“As the cherry blossoms bloomed, an English girl came to our house.”
In middle school, Shinou Oomiya went overseas and became pen pals with Alice, the daughter of her foster family. (“Her name is Alice.” “Alice? The Alice? From Wonderland?!”) We see flashbacks to Shinou’s days in England, with Shinou and Alice attempting to communicate despite only being able to say “Hello” and “Konnichiwa,” respectively.

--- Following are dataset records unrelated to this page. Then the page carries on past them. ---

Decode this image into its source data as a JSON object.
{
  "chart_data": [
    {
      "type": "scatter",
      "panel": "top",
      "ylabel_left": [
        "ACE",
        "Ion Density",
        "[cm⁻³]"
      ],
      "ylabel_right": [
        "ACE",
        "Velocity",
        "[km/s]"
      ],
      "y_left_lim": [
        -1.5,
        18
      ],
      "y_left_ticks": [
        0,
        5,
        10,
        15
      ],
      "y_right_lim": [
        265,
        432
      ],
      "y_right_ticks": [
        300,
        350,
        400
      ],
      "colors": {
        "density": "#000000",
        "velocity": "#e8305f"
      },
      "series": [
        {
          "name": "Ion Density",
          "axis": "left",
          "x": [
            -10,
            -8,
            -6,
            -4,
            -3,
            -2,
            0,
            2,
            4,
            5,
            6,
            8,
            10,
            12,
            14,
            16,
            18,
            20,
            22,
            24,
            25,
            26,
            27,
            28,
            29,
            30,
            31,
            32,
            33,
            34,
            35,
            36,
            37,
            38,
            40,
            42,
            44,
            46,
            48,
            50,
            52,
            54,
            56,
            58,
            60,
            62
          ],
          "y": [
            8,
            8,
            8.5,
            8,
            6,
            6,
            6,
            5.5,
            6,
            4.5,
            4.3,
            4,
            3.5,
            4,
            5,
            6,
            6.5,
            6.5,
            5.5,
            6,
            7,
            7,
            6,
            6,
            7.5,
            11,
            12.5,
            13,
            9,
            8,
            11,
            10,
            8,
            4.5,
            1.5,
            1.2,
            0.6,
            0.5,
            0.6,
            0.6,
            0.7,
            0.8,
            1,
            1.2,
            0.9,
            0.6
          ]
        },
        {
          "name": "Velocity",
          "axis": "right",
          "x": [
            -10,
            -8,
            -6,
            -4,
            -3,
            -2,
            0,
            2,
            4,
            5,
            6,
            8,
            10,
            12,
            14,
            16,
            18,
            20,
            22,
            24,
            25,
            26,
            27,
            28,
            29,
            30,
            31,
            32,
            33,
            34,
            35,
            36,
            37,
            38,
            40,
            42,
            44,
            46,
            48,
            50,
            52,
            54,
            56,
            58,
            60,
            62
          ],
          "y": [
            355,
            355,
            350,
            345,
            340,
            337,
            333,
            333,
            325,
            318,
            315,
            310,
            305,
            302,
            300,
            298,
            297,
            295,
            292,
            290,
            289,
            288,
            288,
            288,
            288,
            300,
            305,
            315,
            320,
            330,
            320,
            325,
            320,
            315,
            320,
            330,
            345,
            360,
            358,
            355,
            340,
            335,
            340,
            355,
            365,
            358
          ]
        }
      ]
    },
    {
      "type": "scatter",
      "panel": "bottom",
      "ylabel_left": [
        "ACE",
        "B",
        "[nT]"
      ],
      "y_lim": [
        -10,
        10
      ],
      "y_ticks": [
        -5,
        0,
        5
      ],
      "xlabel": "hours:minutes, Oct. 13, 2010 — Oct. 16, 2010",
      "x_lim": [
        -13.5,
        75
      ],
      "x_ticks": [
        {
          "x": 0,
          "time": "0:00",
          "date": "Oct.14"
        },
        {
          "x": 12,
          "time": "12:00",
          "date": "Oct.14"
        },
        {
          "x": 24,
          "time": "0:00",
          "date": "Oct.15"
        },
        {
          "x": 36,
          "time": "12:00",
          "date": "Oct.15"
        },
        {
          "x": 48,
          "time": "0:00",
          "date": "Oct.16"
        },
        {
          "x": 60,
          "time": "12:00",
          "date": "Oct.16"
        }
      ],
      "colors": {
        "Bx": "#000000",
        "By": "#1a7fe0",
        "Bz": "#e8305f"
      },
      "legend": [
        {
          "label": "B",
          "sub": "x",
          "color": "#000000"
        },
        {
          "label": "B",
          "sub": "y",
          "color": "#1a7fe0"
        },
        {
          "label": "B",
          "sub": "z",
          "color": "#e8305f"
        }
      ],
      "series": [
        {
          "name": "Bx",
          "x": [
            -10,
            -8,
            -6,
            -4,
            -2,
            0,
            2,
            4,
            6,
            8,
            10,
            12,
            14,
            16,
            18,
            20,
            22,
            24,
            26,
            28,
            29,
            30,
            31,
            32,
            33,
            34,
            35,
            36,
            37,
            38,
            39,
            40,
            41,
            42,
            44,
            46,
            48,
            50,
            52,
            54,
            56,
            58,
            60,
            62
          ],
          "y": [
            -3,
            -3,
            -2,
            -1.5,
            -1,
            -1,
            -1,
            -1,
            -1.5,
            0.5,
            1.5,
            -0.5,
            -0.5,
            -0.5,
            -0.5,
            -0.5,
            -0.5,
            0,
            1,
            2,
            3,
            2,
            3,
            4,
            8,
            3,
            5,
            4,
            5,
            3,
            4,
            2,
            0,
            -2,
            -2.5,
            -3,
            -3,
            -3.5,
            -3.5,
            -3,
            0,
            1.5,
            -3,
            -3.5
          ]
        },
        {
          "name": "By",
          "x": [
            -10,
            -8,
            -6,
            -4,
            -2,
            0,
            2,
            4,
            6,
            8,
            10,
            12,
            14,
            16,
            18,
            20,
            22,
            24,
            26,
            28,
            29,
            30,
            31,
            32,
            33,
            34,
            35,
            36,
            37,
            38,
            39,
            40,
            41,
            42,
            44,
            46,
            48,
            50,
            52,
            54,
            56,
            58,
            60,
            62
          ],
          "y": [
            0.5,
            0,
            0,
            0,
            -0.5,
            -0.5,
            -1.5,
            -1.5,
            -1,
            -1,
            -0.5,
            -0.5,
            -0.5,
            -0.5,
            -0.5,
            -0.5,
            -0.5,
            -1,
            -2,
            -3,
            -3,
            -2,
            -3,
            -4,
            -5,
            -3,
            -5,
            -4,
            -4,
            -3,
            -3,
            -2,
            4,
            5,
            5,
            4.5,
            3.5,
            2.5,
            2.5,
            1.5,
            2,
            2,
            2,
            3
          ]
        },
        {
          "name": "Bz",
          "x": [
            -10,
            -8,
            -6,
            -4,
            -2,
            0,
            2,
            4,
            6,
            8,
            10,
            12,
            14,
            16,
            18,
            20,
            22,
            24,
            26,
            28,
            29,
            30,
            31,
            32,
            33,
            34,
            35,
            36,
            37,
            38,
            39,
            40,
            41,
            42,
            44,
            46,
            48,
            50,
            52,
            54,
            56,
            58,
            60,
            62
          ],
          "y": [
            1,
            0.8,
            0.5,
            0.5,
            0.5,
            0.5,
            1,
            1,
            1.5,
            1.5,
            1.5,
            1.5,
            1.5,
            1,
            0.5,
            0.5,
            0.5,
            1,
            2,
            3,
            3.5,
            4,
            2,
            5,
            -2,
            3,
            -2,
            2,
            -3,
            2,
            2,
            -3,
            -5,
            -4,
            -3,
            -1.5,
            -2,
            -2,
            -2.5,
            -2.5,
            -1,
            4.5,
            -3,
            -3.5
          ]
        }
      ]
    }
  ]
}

Then suddenly, Alice comes to Japan, and Shinou’s friends Youko and Aya finally get to meet the “golden-haired angel”! Adorable and petite, all Alice has to do is use chopsticks or sit Japanese-style to fascinate everyone around her. Debates rage over whether Alice reminds them more of a bunny, a cat, or a hamster. While Alice entertains everyone with her Britishness, Shinou practices her English with less than successful results.
While on the surface it’s just another four-panel manga about cute girls (and, of course, a ditzy teacher; gotta have a ditzy teacher), Kiniro Mosaic is more clever and creative than most. With its theme of foreignness, it almost comes off as a parody of weeaboos obsessed with Japanese culture, such as the scenes when Shinou pretends to read English newspapers she actually can’t read, or wants to die her hair blonde, or says she loves “European culture” but can’t place Europe on a map. Later we meet Karen Kujou, a half-English girl, who embodies a different image of foreigners, talking in broken Japanese and saying things like “Japanese uniform very cute” and “Are you ninja? Walk up walls?”
Despite the inevitable clichés like the weight jokes and the closeted lesbian girl, it’s cute stuff, and the jokes generally hit home even when they don’t have anything to do with culture. Would it be interesting to interrogate the manga’s wholesale, fetishistic equation of “blondeness” with “the West”? Well, sure, but you’d be missing a very funny manga. The Yen Press edition includes nine pages of translation notes.